Speaking to reporters in Burkina Faso on Sunday, French Cooperation Minister Henri de Raincourt denied that Paris was meddling in the internal affairs of its former colony.

But in Paris`s view, he said, Ivory Coast`s "elected president" was Alassane Ouattara, he told reporters in Bobo Dioulasso, Burkina Faso.

"When the entire international community, when all African countries, the African Union, the Economic Community of West African States, essentially say the same thing (Ouattara won the election), it is naturally totally inaccurate to speak of meddling," he added.

The Ivorian Army`s chief of staff however warned both French and UN forces against getting involved.

"We simply advise our brothers in the impartial (UN and French) forces to never have Ivorian blood on their hands again," said General Philippe Mangou during a tour of barracks in Abidjan, public television showed.

The remark appeared to refer to deadly clashes between French troops and Ivorian demonstrators in 2004 during the crisis following the failed 2002 coup bid against Gbagbo. An Ivorian air strike also killed nine French soldiers.

"They are not here to make war on Ivorians, they are here to help Ivorians go towards peace," he added.

The United Nations has ordered 460 non-essential staff out of the country and France is drawing up plans to evacuate thousands of its nationals from its former colony if need be.

Ouattara declared himself president based on UN-endorsed results from the November 28 election, and is trying to keep his grip on the levers of state, demanding that members of the military and civil service abandon Gbagbo.

Ivorians have watched anxiously to see how Gbagbo will respond. Reports said he was ready to talk with Ouattara`s side, but they have rejected any suggestion of negotiations until their man is recognised as head of state.

Guirieoulou`s declaration reinforced Gbagbo`s defiant front against pressure from world powers -- including the United Nations Security Council -- for him to bring an end his troubled decade in power.

The United States has made repeated threats of sanctions against Gbagbo.

Guirieoulou alleged that, as well contacts with the national military, "approaches have been made to state media, to regulatory bodies and to top directors of these media".

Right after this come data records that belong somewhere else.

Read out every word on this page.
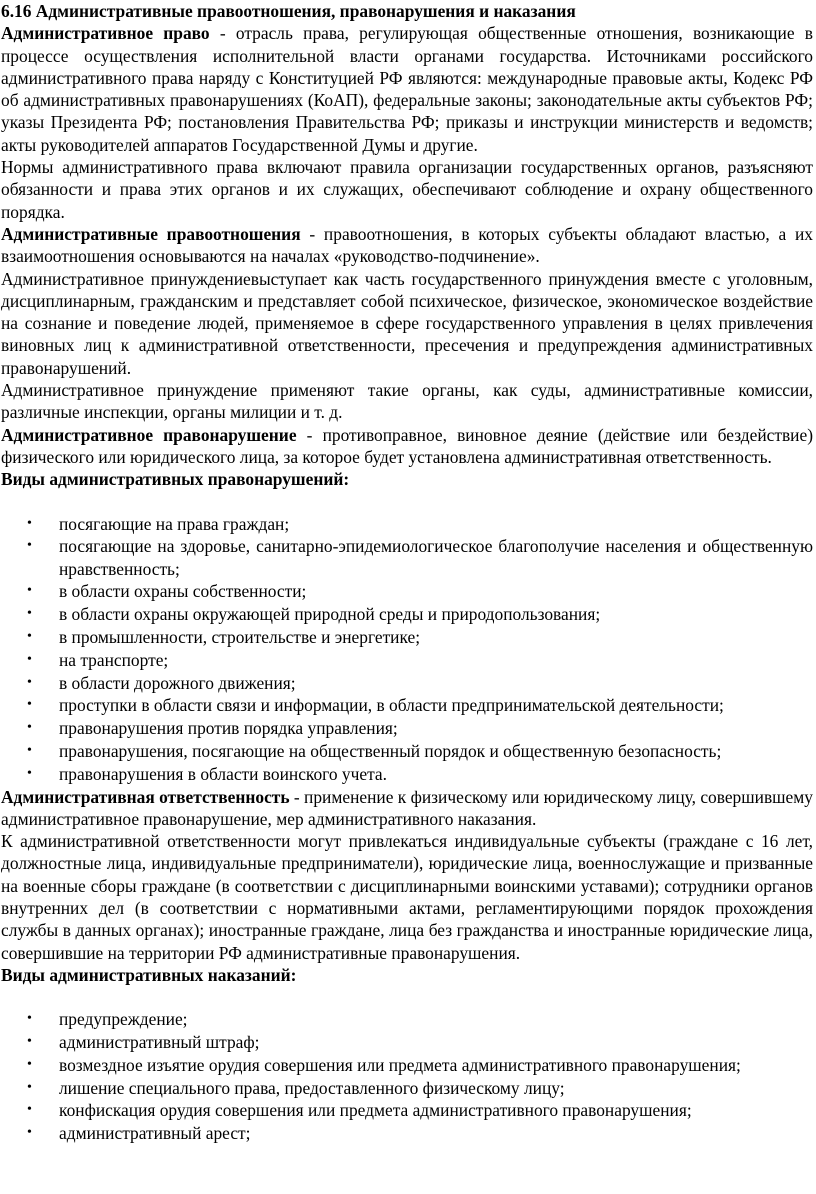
6.16 Административные правоотношения, правонарушения и наказания

Административное право - отрасль права, регулирующая общественные отношения, возникающие в процессе осуществления исполнительной власти органами государства. Источниками российского административного права наряду с Конституцией РФ являются: международные правовые акты, Кодекс РФ об административных правонарушениях (КоАП), федеральные законы; законодательные акты субъектов РФ; указы Президента РФ; постановления Правительства РФ; приказы и инструкции министерств и ведомств; акты руководителей аппаратов Государственной Думы и другие.

Нормы административного права включают правила организации государственных органов, разъясняют обязанности и права этих органов и их служащих, обеспечивают соблюдение и охрану общественного порядка.

Административные правоотношения - правоотношения, в которых субъекты обладают властью, а их взаимоотношения основываются на началах «руководство-подчинение».

Административное принуждениевыступает как часть государственного принуждения вместе с уголовным, дисциплинарным, гражданским и представляет собой психическое, физическое, экономическое воздействие на сознание и поведение людей, применяемое в сфере государственного управления в целях привлечения виновных лиц к административной ответственности, пресечения и предупреждения административных правонарушений.

Административное принуждение применяют такие органы, как суды, административные комиссии, различные инспекции, органы милиции и т. д.

Административное правонарушение - противоправное, виновное деяние (действие или бездействие) физического или юридического лица, за которое будет установлена административная ответственность.

Виды административных правонарушений:

• посягающие на права граждан;
• посягающие на здоровье, санитарно-эпидемиологическое благополучие населения и общественную нравственность;
• в области охраны собственности;
• в области охраны окружающей природной среды и природопользования;
• в промышленности, строительстве и энергетике;
• на транспорте;
• в области дорожного движения;
• проступки в области связи и информации, в области предпринимательской деятельности;
• правонарушения против порядка управления;
• правонарушения, посягающие на общественный порядок и общественную безопасность;
• правонарушения в области воинского учета.

Административная ответственность - применение к физическому или юридическому лицу, совершившему административное правонарушение, мер административного наказания.

К административной ответственности могут привлекаться индивидуальные субъекты (граждане с 16 лет, должностные лица, индивидуальные предприниматели), юридические лица, военнослужащие и призванные на военные сборы граждане (в соответствии с дисциплинарными воинскими уставами); сотрудники органов внутренних дел (в соответствии с нормативными актами, регламентирующими порядок прохождения службы в данных органах); иностранные граждане, лица без гражданства и иностранные юридические лица, совершившие на территории РФ административные правонарушения.

Виды административных наказаний:

• предупреждение;
• административный штраф;
• возмездное изъятие орудия совершения или предмета административного правонарушения;
• лишение специального права, предоставленного физическому лицу;
• конфискация орудия совершения или предмета административного правонарушения;
• административный арест;
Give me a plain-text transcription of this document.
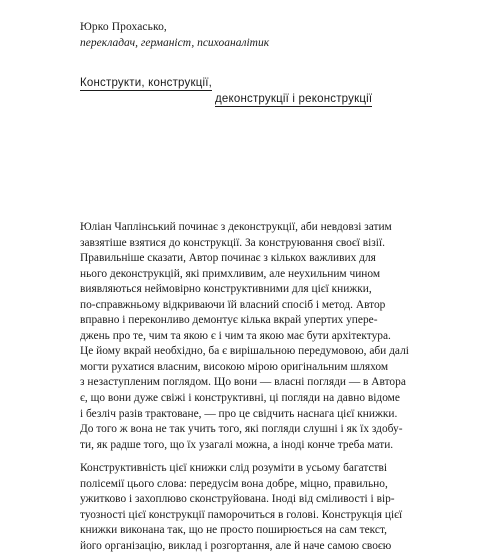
Юрко Прохасько,
перекладач, германіст, психоаналітик
Конструкти, конструкції,
деконструкції і реконструкції

Юліан Чаплінський починає з деконструкції, аби невдовзі затим
завзятіше взятися до конструкції. За конструювання своєї візії.
Правильніше сказати, Автор починає з кількох важливих для
нього деконструкцій, які примхливим, але неухильним чином
виявляються неймовірно конструктивними для цієї книжки,
по-справжньому відкриваючи їй власний спосіб і метод. Автор
вправно і переконливо демонтує кілька вкрай упертих упере-
джень про те, чим та якою є і чим та якою має бути архітектура.
Це йому вкрай необхідно, ба є вирішальною передумовою, аби далі
могти рухатися власним, високою мірою оригінальним шляхом
з незаступленим поглядом. Що вони — власні погляди — в Автора
є, що вони дуже свіжі і конструктивні, ці погляди на давно відоме
і безліч разів трактоване, — про це свідчить наснага цієї книжки.
До того ж вона не так учить того, які погляди слушні і як їх здобу-
ти, як радше того, що їх узагалі можна, а іноді конче треба мати.

Конструктивність цієї книжки слід розуміти в усьому багатстві
полісемії цього слова: передусім вона добре, міцно, правильно,
ужитково і захоплюво сконструйована. Іноді від сміливості і вір-
туозності цієї конструкції паморочиться в голові. Конструкція цієї
книжки виконана так, що не просто поширюється на сам текст,
його організацію, виклад і розгортання, але й наче самою своєю
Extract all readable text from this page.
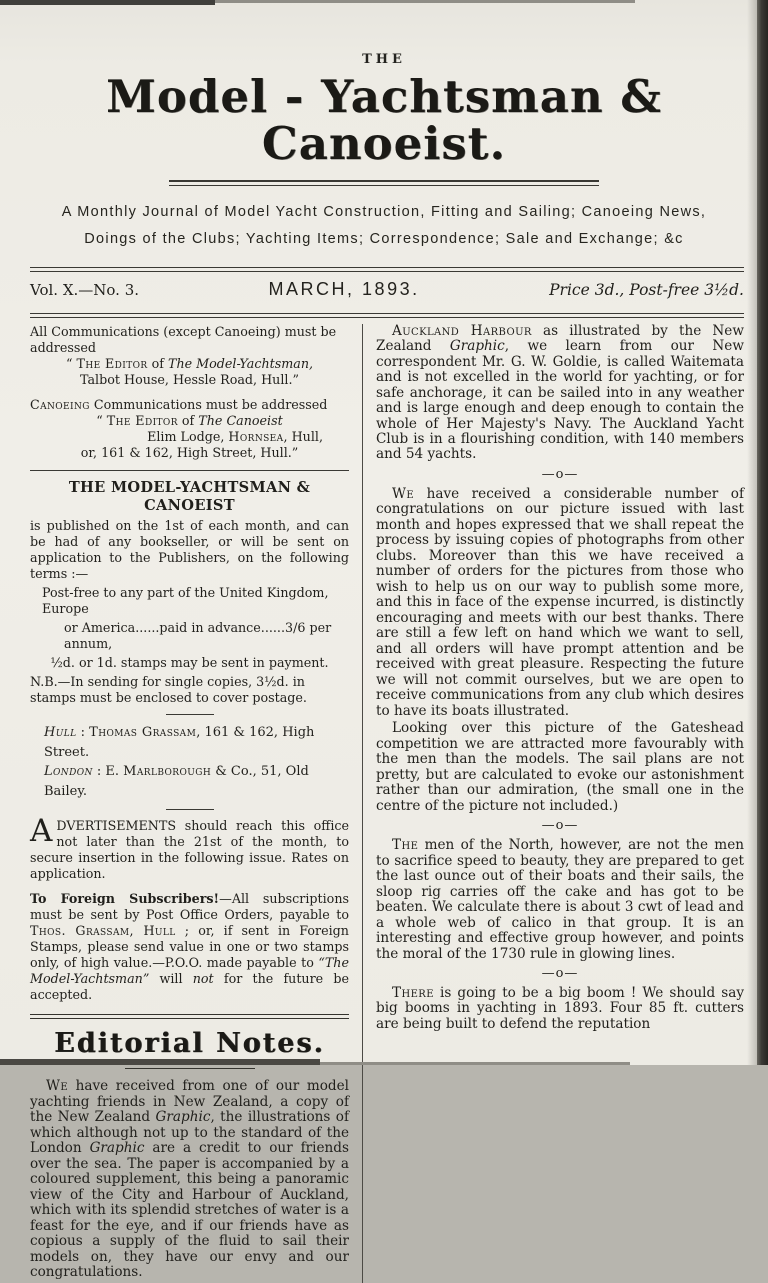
THE
Model - Yachtsman & Canoeist.
A Monthly Journal of Model Yacht Construction, Fitting and Sailing; Canoeing News,
Doings of the Clubs; Yachting Items; Correspondence; Sale and Exchange; &c
Vol. X.—No. 3.	MARCH, 1893.	Price 3d., Post-free 3½d.
All Communications (except Canoeing) must be addressed
“ The Editor of The Model-Yachtsman,
Talbot House, Hessle Road, Hull.”
Canoeing Communications must be addressed
“ The Editor of The Canoeist
Elim Lodge, Hornsea, Hull,
or, 161 & 162, High Street, Hull.”
THE MODEL-YACHTSMAN & CANOEIST
is published on the 1st of each month, and can be had of any bookseller, or will be sent on application to the Publishers, on the following terms :—
Post-free to any part of the United Kingdom, Europe
or America......paid in advance......3/6 per annum,
½d. or 1d. stamps may be sent in payment.
N.B.—In sending for single copies, 3½d. in stamps must be enclosed to cover postage.
Hull : Thomas Grassam, 161 & 162, High Street.
London : E. Marlborough & Co., 51, Old Bailey.
ADVERTISEMENTS should reach this office not later than the 21st of the month, to secure insertion in the following issue. Rates on application.
To Foreign Subscribers!—All subscriptions must be sent by Post Office Orders, payable to Thos. Grassam, Hull ; or, if sent in Foreign Stamps, please send value in one or two stamps only, of high value.—P.O.O. made payable to “The Model-Yachtsman” will not for the future be accepted.
Editorial Notes.

We have received from one of our model yachting friends in New Zealand, a copy of the New Zealand Graphic, the illustrations of which although not up to the standard of the London Graphic are a credit to our friends over the sea. The paper is accompanied by a coloured supplement, this being a panoramic view of the City and Harbour of Auckland, which with its splendid stretches of water is a feast for the eye, and if our friends have as copious a supply of the fluid to sail their models on, they have our envy and our congratulations.

Auckland Harbour as illustrated by the New Zealand Graphic, we learn from our New correspondent Mr. G. W. Goldie, is called Waitemata and is not excelled in the world for yachting, or for safe anchorage, it can be sailed into in any weather and is large enough and deep enough to contain the whole of Her Majesty's Navy. The Auckland Yacht Club is in a flourishing condition, with 140 members and 54 yachts.

—o—

We have received a considerable number of congratulations on our picture issued with last month and hopes expressed that we shall repeat the process by issuing copies of photographs from other clubs. Moreover than this we have received a number of orders for the pictures from those who wish to help us on our way to publish some more, and this in face of the expense incurred, is distinctly encouraging and meets with our best thanks. There are still a few left on hand which we want to sell, and all orders will have prompt attention and be received with great pleasure. Respecting the future we will not commit ourselves, but we are open to receive communications from any club which desires to have its boats illustrated.

Looking over this picture of the Gateshead competition we are attracted more favourably with the men than the models. The sail plans are not pretty, but are calculated to evoke our astonishment rather than our admiration, (the small one in the centre of the picture not included.)

—o—

The men of the North, however, are not the men to sacrifice speed to beauty, they are prepared to get the last ounce out of their boats and their sails, the sloop rig carries off the cake and has got to be beaten. We calculate there is about 3 cwt of lead and a whole web of calico in that group. It is an interesting and effective group however, and points the moral of the 1730 rule in glowing lines.

—o—

There is going to be a big boom ! We should say big booms in yachting in 1893. Four 85 ft. cutters are being built to defend the reputation
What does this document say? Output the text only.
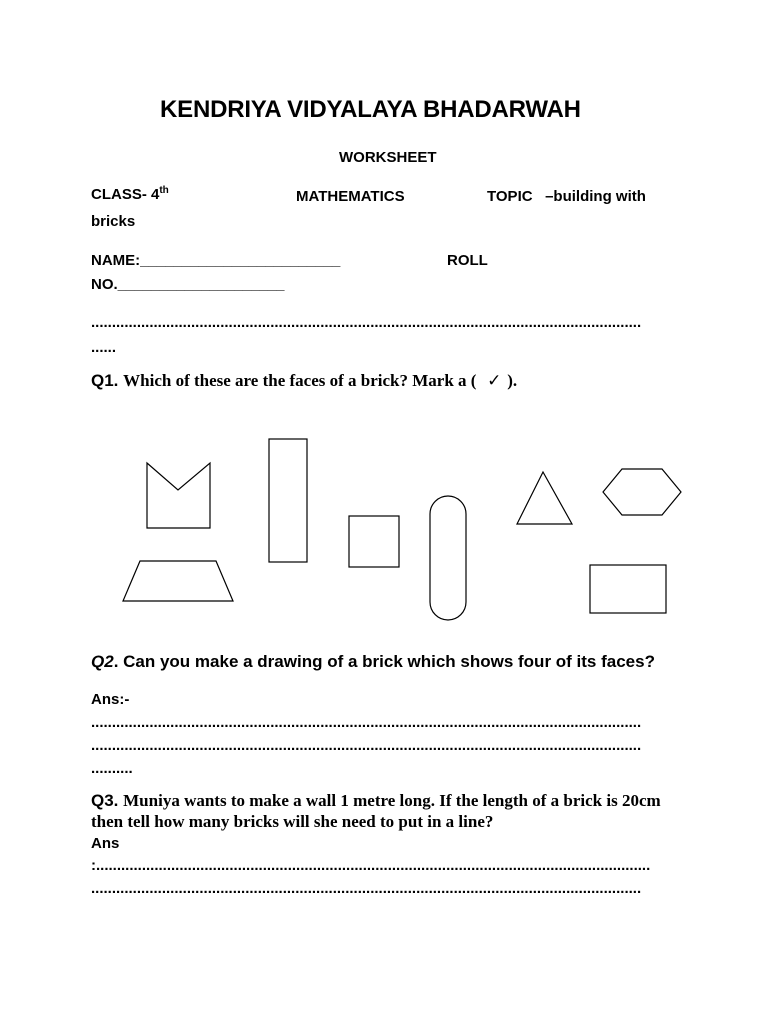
KENDRIYA VIDYALAYA BHADARWAH
WORKSHEET
CLASS- 4th	MATHEMATICS	TOPIC –building with
bricks
NAME:________________________	ROLL
NO.____________________
....................................................................................................................................
......
Q1. Which of these are the faces of a brick? Mark a ( ✓ ).
Q2. Can you make a drawing of a brick which shows four of its faces?
Ans:-
....................................................................................................................................
....................................................................................................................................
..........
Q3. Muniya wants to make a wall 1 metre long. If the length of a brick is 20cm
then tell how many bricks will she need to put in a line?
Ans
:.....................................................................................................................................
....................................................................................................................................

"The aim of these moves is to find military personnel and police" to back Ouattara and "to recruit the state media in an effort to destabilise and break up peace and social cohesion", he claimed.

Gbagbo has control of the national army, some 18,000 troops, and of the mainly Christian south with its key ports, cocoa fields and oil facilities.

Ouattara, a former prime minister from the largely Muslim rebel-held north, has named former rebel Guillaume Soro, 38, to head his rival government.

Behind him, Soro has several thousand northern "New Forces" troops, former rebels, and has warned they could mobilise if Gbagbo does not budge. But he says he is seeking a peaceful solution.

While some Army commanders have pledged allegiance to Gbagbo, analysts and allies of Ouattara say his military support may not be absolute.

Nevertheless, Gbagbo still seems to have undisputed control of two key units -- the well-armed and motivated Presidential Guard and the Cecos anti-robbery squad -- making any attempt to unseat him a risky undertaking.

Ivorian reggae star Tiken Jah Fakoly on Sunday joined calls for Gbagbo to accept defeat at a news conference in the Malian capital Bamako.